Hemingway’s house and cats spared by Hurricane Irma
Hurricane Irma battered the Florida Keys over the weekend, but the Ernest Hemingway Home and Museum in Key West, its staffers and its 54 six-toed cats were unharmed by the storm, the Orlando Sentinel reports.
Jacque Sands, the general manager of the Hemingway Home told the newspaper that the building was not severely damaged by the hurricane, and that the museum’s 10 staffers and the dozens of polydactyl felines that populate the property are safe and accounted for.
The museum’s staff made headlines after announcing that they wouldn’t heed orders to evacuate the Keys, thought to be particularly vulnerable to Irma’s wind and rain.
Mariel Hemingway, the actress and Ernest Hemingway’s granddaughter, had urged Sands to leave the house and seek safer shelter, the Telegraph reported.
“I think that you’re a wonderful and admirable person for trying to stay there and save the cats, and save the house, and all that stuff,” Hemingway told Sands. “But ultimately, it’s just a house. Save the cats. Get all the cats in the car and take off.”
The Ernest Hemingway’s home was named a national historic landmark in 1968. The author lived in the house for eight years in the 1930s.
Hemingway wrote some of his best-known work while living in the house, including the novel “To Have and Have Not” and the short story “The Snows of Kilimanjaro.” It remains a popular tourist attraction for visitors to the Keys.
Dave Gonzales, curator of the museum, told Forbes that he didn’t think the house would be damaged, despite predictions of widespread damage in the Keys. “The home is constructed of 18-inch blocks of solid limestone,” Gonzales said. “It hasn’t suffered damage in any hurricane since the day it was built in 1851.”
Gonzales said the storm had knocked out running water, Internet service and electricity to the house, but that they do have air conditioning, thanks to a generator.
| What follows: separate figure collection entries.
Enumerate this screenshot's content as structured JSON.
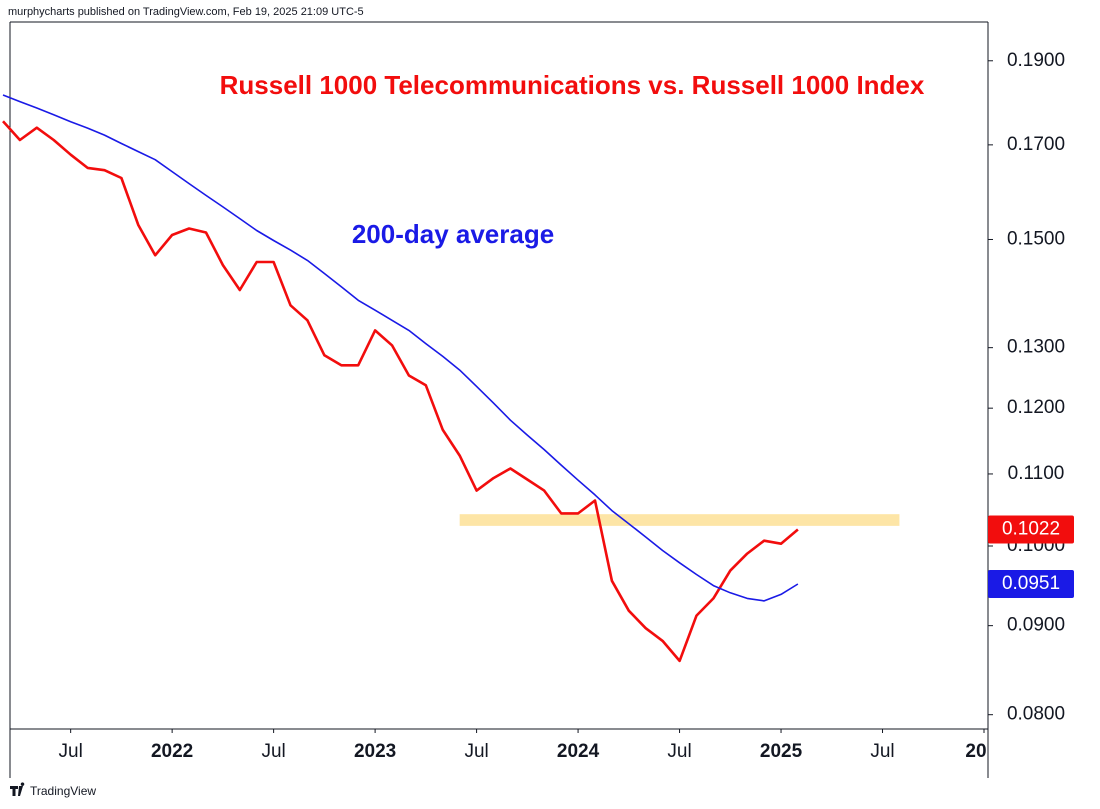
{
  "header": "murphycharts published on TradingView.com, Feb 19, 2025 21:09 UTC-5",
  "footer": "TradingView",
  "chart_data": {
    "type": "line",
    "title": "Russell 1000 Telecommunications vs. Russell 1000 Index",
    "annotations": [
      {
        "text": "200-day average",
        "color": "#1a1ae6"
      }
    ],
    "x": [
      "2021-03",
      "2021-04",
      "2021-05",
      "2021-06",
      "2021-07",
      "2021-08",
      "2021-09",
      "2021-10",
      "2021-11",
      "2021-12",
      "2022-01",
      "2022-02",
      "2022-03",
      "2022-04",
      "2022-05",
      "2022-06",
      "2022-07",
      "2022-08",
      "2022-09",
      "2022-10",
      "2022-11",
      "2022-12",
      "2023-01",
      "2023-02",
      "2023-03",
      "2023-04",
      "2023-05",
      "2023-06",
      "2023-07",
      "2023-08",
      "2023-09",
      "2023-10",
      "2023-11",
      "2023-12",
      "2024-01",
      "2024-02",
      "2024-03",
      "2024-04",
      "2024-05",
      "2024-06",
      "2024-07",
      "2024-08",
      "2024-09",
      "2024-10",
      "2024-11",
      "2024-12",
      "2025-01",
      "2025-02"
    ],
    "series": [
      {
        "name": "Russell 1000 Telecommunications vs. Russell 1000 Index",
        "color": "#f20d0d",
        "last_label": true,
        "values": [
          0.1754,
          0.1711,
          0.1739,
          0.1711,
          0.1678,
          0.1649,
          0.1644,
          0.1627,
          0.1529,
          0.1469,
          0.1509,
          0.1522,
          0.1514,
          0.145,
          0.1403,
          0.1456,
          0.1456,
          0.1375,
          0.1348,
          0.1287,
          0.127,
          0.127,
          0.133,
          0.1304,
          0.1253,
          0.1237,
          0.1166,
          0.1127,
          0.1076,
          0.1094,
          0.1108,
          0.1092,
          0.1076,
          0.1044,
          0.1044,
          0.1062,
          0.0955,
          0.0918,
          0.0897,
          0.0882,
          0.0859,
          0.0912,
          0.0933,
          0.0968,
          0.099,
          0.1007,
          0.1003,
          0.1022
        ]
      },
      {
        "name": "200-day average",
        "color": "#1a1ae6",
        "last_label": true,
        "values": [
          0.1816,
          0.18,
          0.1785,
          0.1769,
          0.1753,
          0.1738,
          0.1722,
          0.1703,
          0.1685,
          0.1667,
          0.1641,
          0.1615,
          0.159,
          0.1566,
          0.1542,
          0.1518,
          0.1498,
          0.1479,
          0.1459,
          0.1434,
          0.1409,
          0.1384,
          0.1366,
          0.1348,
          0.133,
          0.1307,
          0.1285,
          0.1262,
          0.1235,
          0.1208,
          0.1181,
          0.1158,
          0.1136,
          0.1113,
          0.1091,
          0.107,
          0.1048,
          0.103,
          0.1012,
          0.0994,
          0.0978,
          0.0963,
          0.0949,
          0.094,
          0.0933,
          0.093,
          0.0938,
          0.0951
        ]
      }
    ],
    "highlight": {
      "from": "2023-06",
      "to": "2025-08",
      "low": 0.1027,
      "high": 0.1043,
      "color": "#fde5a6"
    },
    "xlim": [
      "2021-03",
      "2026-01"
    ],
    "xticks": [
      {
        "value": "2021-07",
        "label": "Jul"
      },
      {
        "value": "2022-01",
        "label": "2022"
      },
      {
        "value": "2022-07",
        "label": "Jul"
      },
      {
        "value": "2023-01",
        "label": "2023"
      },
      {
        "value": "2023-07",
        "label": "Jul"
      },
      {
        "value": "2024-01",
        "label": "2024"
      },
      {
        "value": "2024-07",
        "label": "Jul"
      },
      {
        "value": "2025-01",
        "label": "2025"
      },
      {
        "value": "2025-07",
        "label": "Jul"
      },
      {
        "value": "2026-01",
        "label": "20"
      }
    ],
    "ylim": [
      0.0785,
      0.2
    ],
    "log_scale": true,
    "yticks": [
      {
        "value": 0.08,
        "label": "0.0800"
      },
      {
        "value": 0.09,
        "label": "0.0900"
      },
      {
        "value": 0.1,
        "label": "0.1000"
      },
      {
        "value": 0.11,
        "label": "0.1100"
      },
      {
        "value": 0.12,
        "label": "0.1200"
      },
      {
        "value": 0.13,
        "label": "0.1300"
      },
      {
        "value": 0.15,
        "label": "0.1500"
      },
      {
        "value": 0.17,
        "label": "0.1700"
      },
      {
        "value": 0.19,
        "label": "0.1900"
      }
    ],
    "grid": false
  }
}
He told MSNBC that the cats, who roam freely around the museum’s grounds, had sought shelter indoors as the hurricane approached.
“The cats are also accustomed to our voices and our care,” he said. “We’re comfortable with them; they’re comfortable with us. We love them. They love us. We all hung out last night together.”
Gonzales said the cats seemed to sense the hurricane’s arrival before it battered the island chain south of the Florida peninsula.
“The cats seemed to be more aware sooner of the storm coming in, and in fact when we started to round up the cats to take them inside, some of them actually ran inside, knowing it was time to take shelter,” he said. “Sometimes I think they’re smarter than the human beings.”